Researchers have utilized a modeling study to predict the potential spread of the Covid-19 pandemic in Indonesia. The optimistic prediction results predict Covid-19 ending in the last week of May, 2020.
The model used in this prediction study is a probabilistic model based on real data or Probabilistic Data-Driven Model (PDDM).
Researchers involved in this study are Professor of Statistics at the University of Gadjah Mada (UGM), Prof. Dr. rer nat Dedi Rosadi SSi MSc, UGM MIPA alumni Drs Heribertus Joko Kristadi MSI, and PPRA alumni of the Indonesian National Defense Institute Dr. Fidelis Indriarto SSi MM.
What is the PDDM model?
The PDDM model used by researchers is a theory model that assumes the process of patients coming to the hospital as confirmed cases of Covid-19, following the Markovian queuing process.
After matching the model to the total data confirmed cases of Covid-19, the researcher was able to explain many important phenomena based on the model used.
The PDDM model is a refinement of the basic statistical model developed by Heribertus Joko Kristadi.
Dr Dedi stated that the PDDM model has been tried and compared with various statistical models, machine learning, and time series such as the Gompertz curve, Logistic and Exponential Models, ARIMA, and others.
But according to Dedi, the PDDM model is better for describing total data of patients with Covid-19 than for predictions based on dynamic mathematical models.
Dr Fidelis added that the results of bombastic analysis and inaccurate estimations previously, were feared to increase public unrest and were prone to being used unwisely by interested parties.
“The mathematical dynamic model used by some parties gives excessive predictions with very high errors and is recommended only to be used with caution for Indonesia,” said Fidelis.
Why does it have to be a PDDM model?
There are two main reasons why researchers chose the PDDM model in predicting the final potential for the Covid-19 pandemic in Indonesia.
1. Similarities to machine learning
According to Dedi, although the PDDM model is simple, it is able to provide excellent one-day prediction accuracy going forward.
He said it is comparable to the predictive ability of complex machine learning models such as artificial neural network models and other more sophisticated models.
2. Has more advantages
There are a number of advantages to this PDDM model, said Dedi, which are not shared by other models that were tested and developed previously.
Based on the PDDM model, the average error prediction error over the past 2 weeks is only 1.5 percent.
After testing forward predictions over the last 4 days since March 26, the resulting error has always been below 1 percent, a maximum of 0.9 percent and a minimum of 0.18 percent.

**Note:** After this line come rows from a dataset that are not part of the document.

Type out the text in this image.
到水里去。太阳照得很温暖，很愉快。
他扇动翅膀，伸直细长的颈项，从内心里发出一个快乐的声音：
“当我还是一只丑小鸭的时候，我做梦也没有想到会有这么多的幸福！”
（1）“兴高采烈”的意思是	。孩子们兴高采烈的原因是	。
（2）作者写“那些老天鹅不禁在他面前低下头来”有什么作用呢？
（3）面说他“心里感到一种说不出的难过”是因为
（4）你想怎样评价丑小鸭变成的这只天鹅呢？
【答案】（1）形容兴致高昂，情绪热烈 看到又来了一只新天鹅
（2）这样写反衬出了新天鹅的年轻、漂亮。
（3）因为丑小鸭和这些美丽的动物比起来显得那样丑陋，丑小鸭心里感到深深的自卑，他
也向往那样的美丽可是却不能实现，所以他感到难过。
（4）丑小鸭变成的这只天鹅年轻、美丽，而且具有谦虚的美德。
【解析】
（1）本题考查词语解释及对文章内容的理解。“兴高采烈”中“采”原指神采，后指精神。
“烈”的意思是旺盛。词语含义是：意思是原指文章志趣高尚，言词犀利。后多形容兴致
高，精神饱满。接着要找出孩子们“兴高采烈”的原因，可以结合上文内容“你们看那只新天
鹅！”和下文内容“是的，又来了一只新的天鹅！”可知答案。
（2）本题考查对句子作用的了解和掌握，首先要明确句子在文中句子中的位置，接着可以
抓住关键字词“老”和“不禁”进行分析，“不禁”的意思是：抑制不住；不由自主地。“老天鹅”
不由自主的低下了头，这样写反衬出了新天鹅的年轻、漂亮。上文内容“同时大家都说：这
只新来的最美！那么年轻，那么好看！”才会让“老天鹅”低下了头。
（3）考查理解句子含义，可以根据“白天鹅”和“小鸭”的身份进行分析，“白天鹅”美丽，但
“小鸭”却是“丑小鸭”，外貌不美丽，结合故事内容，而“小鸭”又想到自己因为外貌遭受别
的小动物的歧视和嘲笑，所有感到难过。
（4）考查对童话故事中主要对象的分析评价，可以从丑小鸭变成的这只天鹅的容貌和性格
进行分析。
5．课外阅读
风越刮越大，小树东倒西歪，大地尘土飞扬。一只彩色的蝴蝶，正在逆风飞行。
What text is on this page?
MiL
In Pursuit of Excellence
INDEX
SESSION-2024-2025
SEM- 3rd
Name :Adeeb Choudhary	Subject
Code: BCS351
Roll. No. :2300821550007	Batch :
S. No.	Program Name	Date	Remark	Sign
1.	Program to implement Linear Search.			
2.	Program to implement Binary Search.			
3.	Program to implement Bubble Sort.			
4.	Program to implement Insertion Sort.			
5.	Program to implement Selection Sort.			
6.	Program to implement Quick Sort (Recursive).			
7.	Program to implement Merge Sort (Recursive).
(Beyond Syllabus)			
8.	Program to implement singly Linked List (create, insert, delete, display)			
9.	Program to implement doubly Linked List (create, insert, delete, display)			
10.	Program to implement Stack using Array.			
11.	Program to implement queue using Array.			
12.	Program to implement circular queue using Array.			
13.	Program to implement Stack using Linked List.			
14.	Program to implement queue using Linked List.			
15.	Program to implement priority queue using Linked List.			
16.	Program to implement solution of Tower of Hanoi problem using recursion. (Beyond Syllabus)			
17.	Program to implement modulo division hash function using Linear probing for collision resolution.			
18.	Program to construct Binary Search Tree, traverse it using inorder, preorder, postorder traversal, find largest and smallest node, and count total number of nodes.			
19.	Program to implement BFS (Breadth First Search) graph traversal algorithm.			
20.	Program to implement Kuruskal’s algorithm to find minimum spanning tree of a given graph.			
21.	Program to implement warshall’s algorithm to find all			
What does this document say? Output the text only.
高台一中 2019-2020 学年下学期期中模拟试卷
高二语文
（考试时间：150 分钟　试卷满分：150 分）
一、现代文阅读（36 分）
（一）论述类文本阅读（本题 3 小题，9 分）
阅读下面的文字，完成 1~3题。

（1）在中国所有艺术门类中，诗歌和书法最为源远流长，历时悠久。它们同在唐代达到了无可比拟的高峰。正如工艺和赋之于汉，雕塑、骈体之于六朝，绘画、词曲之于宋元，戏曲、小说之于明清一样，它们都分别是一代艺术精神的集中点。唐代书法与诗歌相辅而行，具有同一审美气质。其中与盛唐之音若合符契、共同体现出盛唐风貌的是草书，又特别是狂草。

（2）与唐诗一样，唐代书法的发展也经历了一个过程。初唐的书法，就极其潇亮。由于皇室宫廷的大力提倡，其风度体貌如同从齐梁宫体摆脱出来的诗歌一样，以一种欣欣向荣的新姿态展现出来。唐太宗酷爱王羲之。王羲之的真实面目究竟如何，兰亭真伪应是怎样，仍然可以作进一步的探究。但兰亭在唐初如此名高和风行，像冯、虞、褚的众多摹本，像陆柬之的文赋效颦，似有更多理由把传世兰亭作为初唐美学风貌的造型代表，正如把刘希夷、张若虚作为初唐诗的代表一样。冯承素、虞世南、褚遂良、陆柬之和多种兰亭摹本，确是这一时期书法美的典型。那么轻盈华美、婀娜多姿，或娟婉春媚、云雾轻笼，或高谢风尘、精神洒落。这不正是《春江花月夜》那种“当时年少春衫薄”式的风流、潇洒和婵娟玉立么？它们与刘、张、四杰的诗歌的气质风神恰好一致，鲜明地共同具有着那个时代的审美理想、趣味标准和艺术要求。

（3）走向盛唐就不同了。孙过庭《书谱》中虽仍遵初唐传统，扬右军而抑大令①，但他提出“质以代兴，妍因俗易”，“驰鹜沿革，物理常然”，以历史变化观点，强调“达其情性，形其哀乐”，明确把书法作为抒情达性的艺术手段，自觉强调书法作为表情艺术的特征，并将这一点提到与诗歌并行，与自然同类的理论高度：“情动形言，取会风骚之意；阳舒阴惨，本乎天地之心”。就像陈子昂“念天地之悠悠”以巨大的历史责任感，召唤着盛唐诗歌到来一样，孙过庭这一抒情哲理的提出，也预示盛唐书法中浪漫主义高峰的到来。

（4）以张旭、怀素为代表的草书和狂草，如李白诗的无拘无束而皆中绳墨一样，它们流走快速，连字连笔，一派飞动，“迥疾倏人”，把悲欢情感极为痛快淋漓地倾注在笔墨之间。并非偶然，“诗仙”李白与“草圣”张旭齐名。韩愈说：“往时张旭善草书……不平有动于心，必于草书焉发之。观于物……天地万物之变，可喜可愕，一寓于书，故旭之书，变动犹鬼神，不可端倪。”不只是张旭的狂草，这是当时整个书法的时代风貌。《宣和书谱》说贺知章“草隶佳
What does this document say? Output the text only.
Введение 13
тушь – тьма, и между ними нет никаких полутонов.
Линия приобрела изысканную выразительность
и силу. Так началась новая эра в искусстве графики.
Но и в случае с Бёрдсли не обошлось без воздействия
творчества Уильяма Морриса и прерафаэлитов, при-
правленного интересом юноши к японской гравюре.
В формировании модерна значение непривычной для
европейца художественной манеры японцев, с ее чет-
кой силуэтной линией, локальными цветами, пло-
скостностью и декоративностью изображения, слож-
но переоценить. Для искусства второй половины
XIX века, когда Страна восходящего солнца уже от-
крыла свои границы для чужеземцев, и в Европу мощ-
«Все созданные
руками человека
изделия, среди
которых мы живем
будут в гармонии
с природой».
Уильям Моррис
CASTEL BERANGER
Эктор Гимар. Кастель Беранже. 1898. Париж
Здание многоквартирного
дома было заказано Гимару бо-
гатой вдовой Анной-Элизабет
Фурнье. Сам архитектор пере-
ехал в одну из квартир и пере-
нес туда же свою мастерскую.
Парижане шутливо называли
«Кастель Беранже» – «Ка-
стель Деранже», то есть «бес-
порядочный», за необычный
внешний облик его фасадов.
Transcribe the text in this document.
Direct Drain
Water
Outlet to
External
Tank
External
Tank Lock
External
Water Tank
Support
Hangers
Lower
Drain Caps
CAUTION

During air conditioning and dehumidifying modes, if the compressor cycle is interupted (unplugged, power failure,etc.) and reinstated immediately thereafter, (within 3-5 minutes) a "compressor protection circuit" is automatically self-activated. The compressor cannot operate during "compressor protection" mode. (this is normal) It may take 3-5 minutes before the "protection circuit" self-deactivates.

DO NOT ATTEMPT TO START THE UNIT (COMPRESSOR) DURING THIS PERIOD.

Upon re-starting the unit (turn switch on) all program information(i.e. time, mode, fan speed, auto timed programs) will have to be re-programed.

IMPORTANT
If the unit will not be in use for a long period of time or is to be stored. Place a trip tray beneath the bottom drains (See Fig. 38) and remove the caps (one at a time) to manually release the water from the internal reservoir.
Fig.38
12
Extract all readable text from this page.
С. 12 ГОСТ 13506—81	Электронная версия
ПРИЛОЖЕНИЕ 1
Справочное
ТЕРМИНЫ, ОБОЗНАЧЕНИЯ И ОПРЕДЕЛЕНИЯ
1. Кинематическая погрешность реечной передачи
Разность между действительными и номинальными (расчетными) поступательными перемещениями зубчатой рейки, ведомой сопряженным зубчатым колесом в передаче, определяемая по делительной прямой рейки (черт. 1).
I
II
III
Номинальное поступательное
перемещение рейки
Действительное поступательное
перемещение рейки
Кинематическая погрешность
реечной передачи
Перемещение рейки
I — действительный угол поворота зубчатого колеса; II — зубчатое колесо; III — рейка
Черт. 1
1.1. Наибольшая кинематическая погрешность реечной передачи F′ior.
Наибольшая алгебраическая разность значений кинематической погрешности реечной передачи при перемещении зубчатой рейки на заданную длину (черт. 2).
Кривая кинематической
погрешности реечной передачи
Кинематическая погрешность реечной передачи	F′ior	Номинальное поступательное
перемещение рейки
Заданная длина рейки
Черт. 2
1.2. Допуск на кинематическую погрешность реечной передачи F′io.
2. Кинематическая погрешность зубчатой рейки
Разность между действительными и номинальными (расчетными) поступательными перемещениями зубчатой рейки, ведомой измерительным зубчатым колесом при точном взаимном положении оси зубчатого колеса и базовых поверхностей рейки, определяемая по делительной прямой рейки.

“Another advantage of the PDDM model is its ability to predict the worst times and the end of the Covid-19 pandemic in Indonesia,” Dedi said through his written statement
Covid-19 pandemic predictions from results of the PDDM model
With the PDDM model, Dedi said it was estimated that the maximum daily increase Covid-19 cases was around the second week of April, specifically around April 7-11, 2020. With an increase of approximately 185 patients per day, numbers are expected to continue to decline going forward.
Based on available data it is estimated that the pandemic will end approximately 100 days after March 2, around May 29, 2020. The total number of confirmed cases of Covid-19 patients is estimated at around 6174 cases.
“From mid-May 2020, the total increase in patients will be relatively small,” he said.
Accuracy of prediction results
For the accuracy of predicting confirmed Covid-19 cases through this model, the error percentage is often found below 1 percent.
However, researchers still recommend that returning home for Lebaran is not carried out and gatherings and activities during the month of Ramadan be cancelled. Government intervention through partial lockdown and strict social and physical distancing must continue until the pandemic effectively ends in early June 2020.
That is because, the accuracy of previous predictions are based on patient data up to March 26, 2020. In addition, it is assumed that there has been strict intervention from the government in place since the 3rd week of March, which has been successful.
Meanwhile, the effect of travelers from the big cities affected by Covid-19 since the new social – physical distancing regulations were enacted, has been assumed by researchers to be insignificant.
“This model also limits other external effects such as air temperature, population size, population density, etc., which are assumed to have no significant effect on the number of confirmed cases,” Dedi said.
This PDDM model will continue to be updated every day by the researchers so that the PDDM model predictions will truly reflect any changes from existing data.
Still, according to Dedi, study reports were based on an optimistic scenario. But this method can also be used to test various scenarios such as intervention and/or the influence of important external factors.
For example, this model can simulate the effects of an increase in Covid-19 cases in the last week of March (2020) due to the large number of travelers from large cities affected by Covid-19 to other regions.